ST. PAUL, Minn. -- Philadelphia Eagles quarterback Nick Foles took Super Bowl opening night in stride. He fielded questions about "Game of Thrones," Jeff Fisher, "This is Us," Justin Timberlake and even the upcoming game against the New England Patriots during his hour on stage. The media crush surrounding him reached a point where the push toward his podium sent cameras crashing to the ground, causing a stir. He just turned it into a joke and kept on rolling.
The Zen attitude he has adopted over the past couple of weeks held up in the designed madness.
"Everyone asks me how I'm doing," he said. "I'm good."
It would be understandable if Foles was overwhelmed. He has gone from backup to starter in a blink, and is now playing opposite Tom Brady in Super Bowl LII on Sunday. Coach Doug Pederson, though, says his quarterback is in a good place mentally entering the game.
"He's really handled his business extremely well," Pederson said. "He tries to block out the clutter, the noise, as much as he can and just focus on his job. He's had a great week of preparation, and the last month has been really special for him. ... He's been able to handle it extremely well and put himself in a really good position."
There is reason for Foles to be entering with a quiet confidence. He has completed 78 percent of his passes with three touchdowns and zero interceptions this postseason, and now boasts a 75 percent completion rate in three career playoff games. According to the Elias Sports Bureau, that's the best of any quarterback with at least 50 postseason attempts. His performance against the Minnesota Vikings in the NFC Championship Game (three TDs, 141.4 QB rating) was arguably his best as a pro.
"The guy's a good quarterback," Patriots coach Bill Belichick said. "He's smart, he knows where his receivers are.
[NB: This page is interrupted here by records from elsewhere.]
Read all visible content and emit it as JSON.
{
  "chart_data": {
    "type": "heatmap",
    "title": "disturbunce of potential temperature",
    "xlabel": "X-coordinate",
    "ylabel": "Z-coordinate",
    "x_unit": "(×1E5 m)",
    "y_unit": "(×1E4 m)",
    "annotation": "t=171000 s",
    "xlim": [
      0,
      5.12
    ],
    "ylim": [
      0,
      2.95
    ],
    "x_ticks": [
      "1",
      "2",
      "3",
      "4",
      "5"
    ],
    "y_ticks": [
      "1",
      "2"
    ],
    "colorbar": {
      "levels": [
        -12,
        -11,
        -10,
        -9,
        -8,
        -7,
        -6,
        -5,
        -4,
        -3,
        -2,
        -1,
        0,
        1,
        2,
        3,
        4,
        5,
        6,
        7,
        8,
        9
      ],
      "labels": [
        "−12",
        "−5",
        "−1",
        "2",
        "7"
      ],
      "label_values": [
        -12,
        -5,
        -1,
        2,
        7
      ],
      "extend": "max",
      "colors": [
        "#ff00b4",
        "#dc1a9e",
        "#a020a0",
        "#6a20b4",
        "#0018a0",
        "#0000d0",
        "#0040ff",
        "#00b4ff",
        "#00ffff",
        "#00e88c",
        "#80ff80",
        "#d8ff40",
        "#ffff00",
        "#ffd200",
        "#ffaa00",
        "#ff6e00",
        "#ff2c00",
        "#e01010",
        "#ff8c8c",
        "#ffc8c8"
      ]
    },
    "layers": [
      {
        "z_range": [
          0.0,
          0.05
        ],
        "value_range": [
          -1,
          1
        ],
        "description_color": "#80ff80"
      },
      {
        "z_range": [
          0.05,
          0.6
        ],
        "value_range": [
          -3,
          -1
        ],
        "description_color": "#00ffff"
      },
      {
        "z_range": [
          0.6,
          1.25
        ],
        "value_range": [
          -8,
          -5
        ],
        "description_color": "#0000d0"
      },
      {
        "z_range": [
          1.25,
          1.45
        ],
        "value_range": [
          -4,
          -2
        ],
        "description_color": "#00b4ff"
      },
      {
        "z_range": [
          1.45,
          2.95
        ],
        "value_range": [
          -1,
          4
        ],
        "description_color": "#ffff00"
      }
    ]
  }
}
He's very resourceful to work away from the rush, finds ways to throw, throws accurately. He makes great decisions in there, RPO [run-pass option] or check-with-me type of game. He's played great for them."
The Eagles are getting the ball out of Foles' hands quicker this postseason. Per ESPN Stats & Information, he's averaging 2.39 seconds from snap to release in the playoffs, down from 2.60 in the regular season. Foles is 34-of-39 (87 percent) when passing within 2.5 seconds of the snap this postseason. The coaching staff's ability to speed Foles up is a big reason why he's found his groove. So, too, is Foles' ability to slow the rest of his world down. There were some deer-in-the-headlights moments during his first stint in Philadelphia from 2012 to 2014, and perhaps some when he took the reins from an injured Carson Wentz in December as well, but the veteran has since settled in thanks to an adjustment in perspective.
"To be in this position is extremely humbling, but at the same time, I know why we're here," he said. "I'm just a small piece to the puzzle, there's so many other pieces to the puzzle, and that's the beautiful thing about this team, is we've really had to depend on each other throughout the course of the year because of everything that happened. And to be here makes it even more special."